With that in mind, Bugatti’s test driver Andy Wallace - who took a prototype Chiron Super Sport 300+ to 304mph - must be wired very differently to ordinary folk. Particularly given that the car had a habit of briefly taking off when approaching the 300mph mark.
Talking to Which Car, Wallace explained that a surface change at VW’s Ehra Lessien test track - where the facility switches to an older, rougher tarmac - was causing the hypercar to briefly take off. “I was calling it a ramp and jump, and everyone was wondering why I was calling it that…That was until they looked at the data, and they realised that it actually is a jump,” he said, adding, “This occurs at 447kmh [278mph] on that fast run.”

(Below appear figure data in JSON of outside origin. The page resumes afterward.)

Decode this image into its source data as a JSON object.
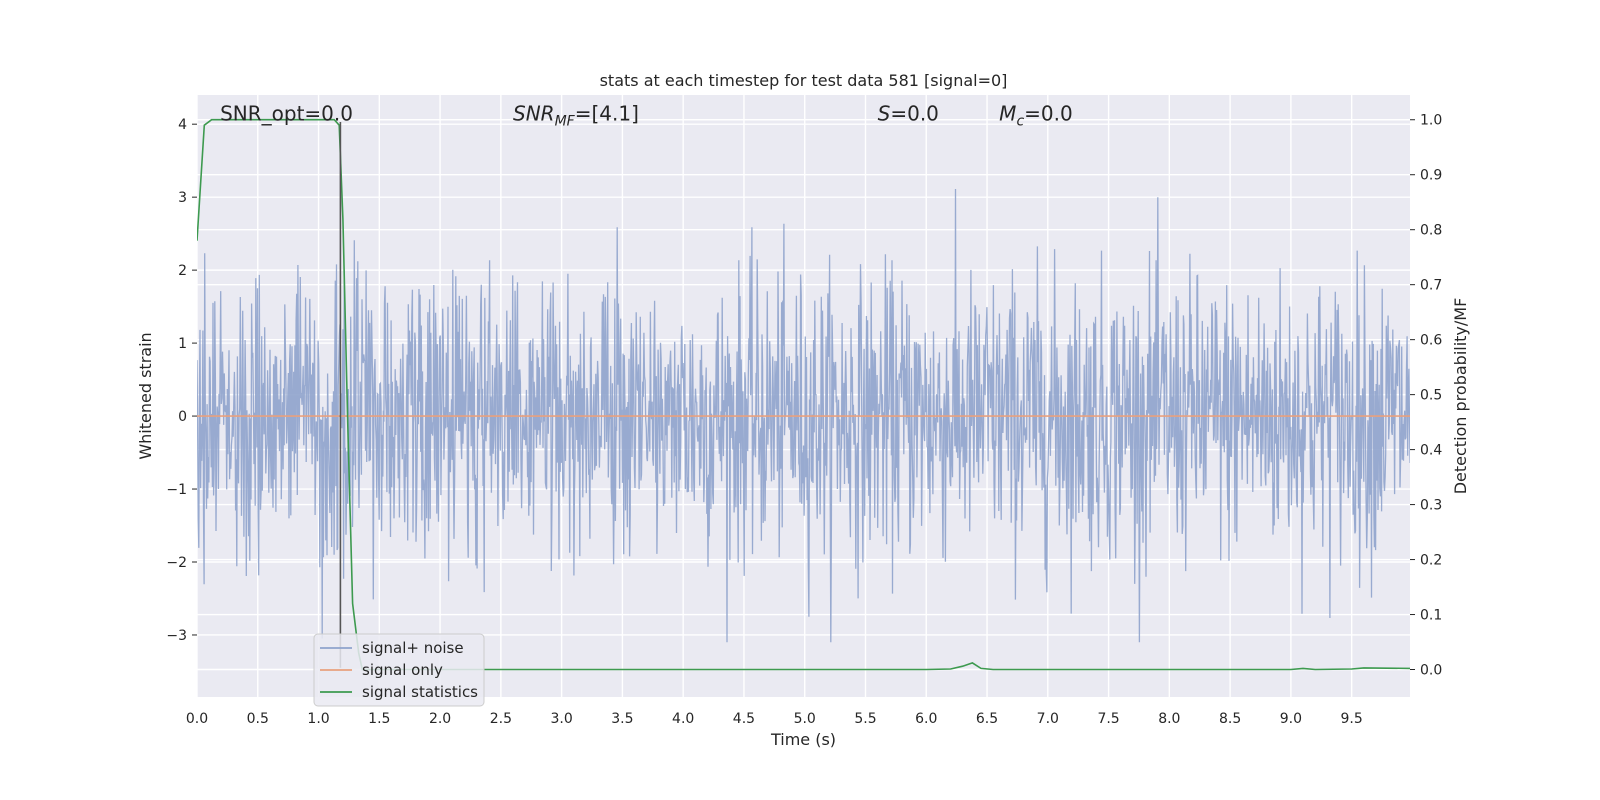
{
  "chart_data": {
    "type": "line",
    "title": "stats at each timestep for test data 581 [signal=0]",
    "xlabel": "Time (s)",
    "ylabel_left": "Whitened strain",
    "ylabel_right": "Detection probability/MF",
    "xlim": [
      0.0,
      9.98
    ],
    "ylim_left": [
      -3.85,
      4.4
    ],
    "ylim_right": [
      -0.05,
      1.045
    ],
    "x_ticks": [
      0.0,
      0.5,
      1.0,
      1.5,
      2.0,
      2.5,
      3.0,
      3.5,
      4.0,
      4.5,
      5.0,
      5.5,
      6.0,
      6.5,
      7.0,
      7.5,
      8.0,
      8.5,
      9.0,
      9.5
    ],
    "x_tick_labels": [
      "0.0",
      "0.5",
      "1.0",
      "1.5",
      "2.0",
      "2.5",
      "3.0",
      "3.5",
      "4.0",
      "4.5",
      "5.0",
      "5.5",
      "6.0",
      "6.5",
      "7.0",
      "7.5",
      "8.0",
      "8.5",
      "9.0",
      "9.5"
    ],
    "y_left_ticks": [
      -3,
      -2,
      -1,
      0,
      1,
      2,
      3,
      4
    ],
    "y_left_tick_labels": [
      "−3",
      "−2",
      "−1",
      "0",
      "1",
      "2",
      "3",
      "4"
    ],
    "y_right_ticks": [
      0.0,
      0.1,
      0.2,
      0.3,
      0.4,
      0.5,
      0.6,
      0.7,
      0.8,
      0.9,
      1.0
    ],
    "y_right_tick_labels": [
      "0.0",
      "0.1",
      "0.2",
      "0.3",
      "0.4",
      "0.5",
      "0.6",
      "0.7",
      "0.8",
      "0.9",
      "1.0"
    ],
    "grid": true,
    "legend_position": "lower-left",
    "annotations": [
      {
        "label": "SNR_opt=0.0",
        "x": 0.19,
        "y": 4.05
      },
      {
        "label": "SNR_MF=[4.1]",
        "x": 2.6,
        "y": 4.05
      },
      {
        "label": "S=0.0",
        "x": 5.6,
        "y": 4.05
      },
      {
        "label": "M_c=0.0",
        "x": 6.6,
        "y": 4.05
      }
    ],
    "series": [
      {
        "name": "signal+ noise",
        "axis": "left",
        "color": "#8fa3cc",
        "style": "noise",
        "sample_rate": 204.8,
        "std": 0.95,
        "min": -3.1,
        "max": 3.4
      },
      {
        "name": "signal only",
        "axis": "left",
        "color": "#e8a07e",
        "x": [
          0.0,
          9.98
        ],
        "values": [
          0.0,
          0.0
        ]
      },
      {
        "name": "signal statistics",
        "axis": "right",
        "color": "#3d9a4f",
        "x": [
          0.0,
          0.06,
          0.12,
          0.5,
          1.0,
          1.13,
          1.17,
          1.2,
          1.24,
          1.28,
          1.33,
          1.36,
          1.5,
          2.0,
          3.0,
          4.0,
          5.0,
          6.0,
          6.2,
          6.3,
          6.38,
          6.45,
          6.55,
          7.0,
          8.0,
          9.0,
          9.1,
          9.2,
          9.5,
          9.6,
          9.98
        ],
        "values": [
          0.78,
          0.99,
          1.0,
          1.0,
          1.0,
          1.0,
          0.99,
          0.82,
          0.45,
          0.12,
          0.03,
          0.0,
          0.0,
          0.0,
          0.0,
          0.0,
          0.0,
          0.0,
          0.001,
          0.006,
          0.012,
          0.002,
          0.0,
          0.0,
          0.0,
          0.0,
          0.002,
          0.0,
          0.001,
          0.003,
          0.002
        ]
      },
      {
        "name": "",
        "axis": "left",
        "color": "#555555",
        "x": [
          1.18,
          1.18
        ],
        "values": [
          4.03,
          -3.45
        ]
      }
    ]
  }
}
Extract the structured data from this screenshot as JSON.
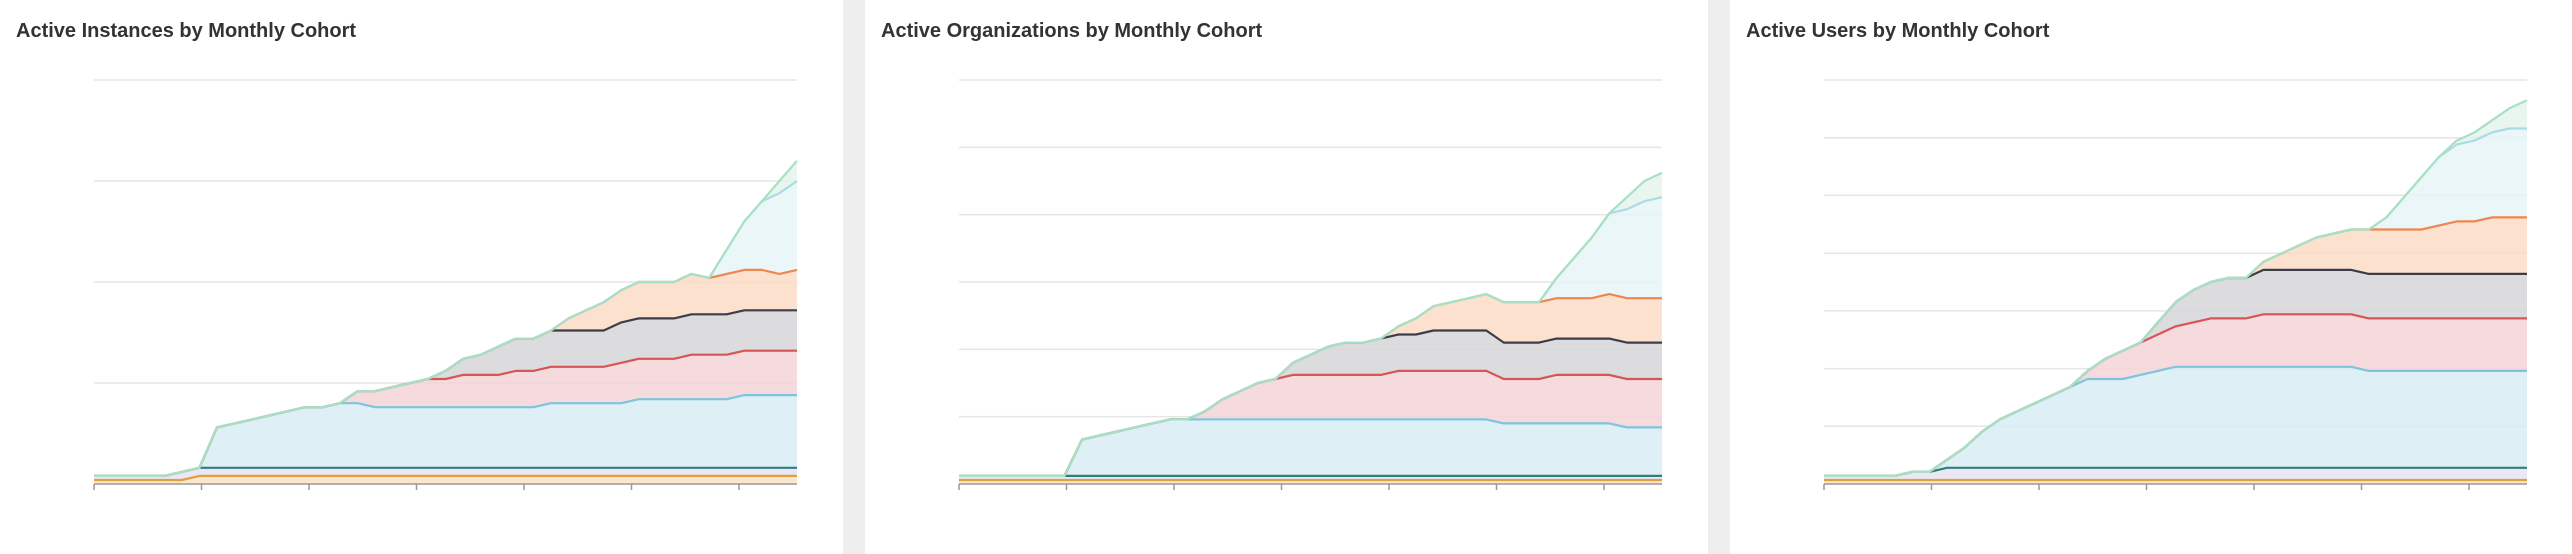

Check out the footage above, and you can see the switch in surface and the resulting bump Wallace talks about. The solution? There wasn’t one - lifting off would shift the balance of the car and cause further risk. Instead, Bugatti’s chief helmsmith merely had to keep his foot pinned, in the knowledge that all would be fine so long as the car landed straight and true.
It seems he wasn’t awfully worried. “The Chiron has always been really good when I have been on the road and gone over something where I have left the ground,” he explained. How’s that for useful consumer information?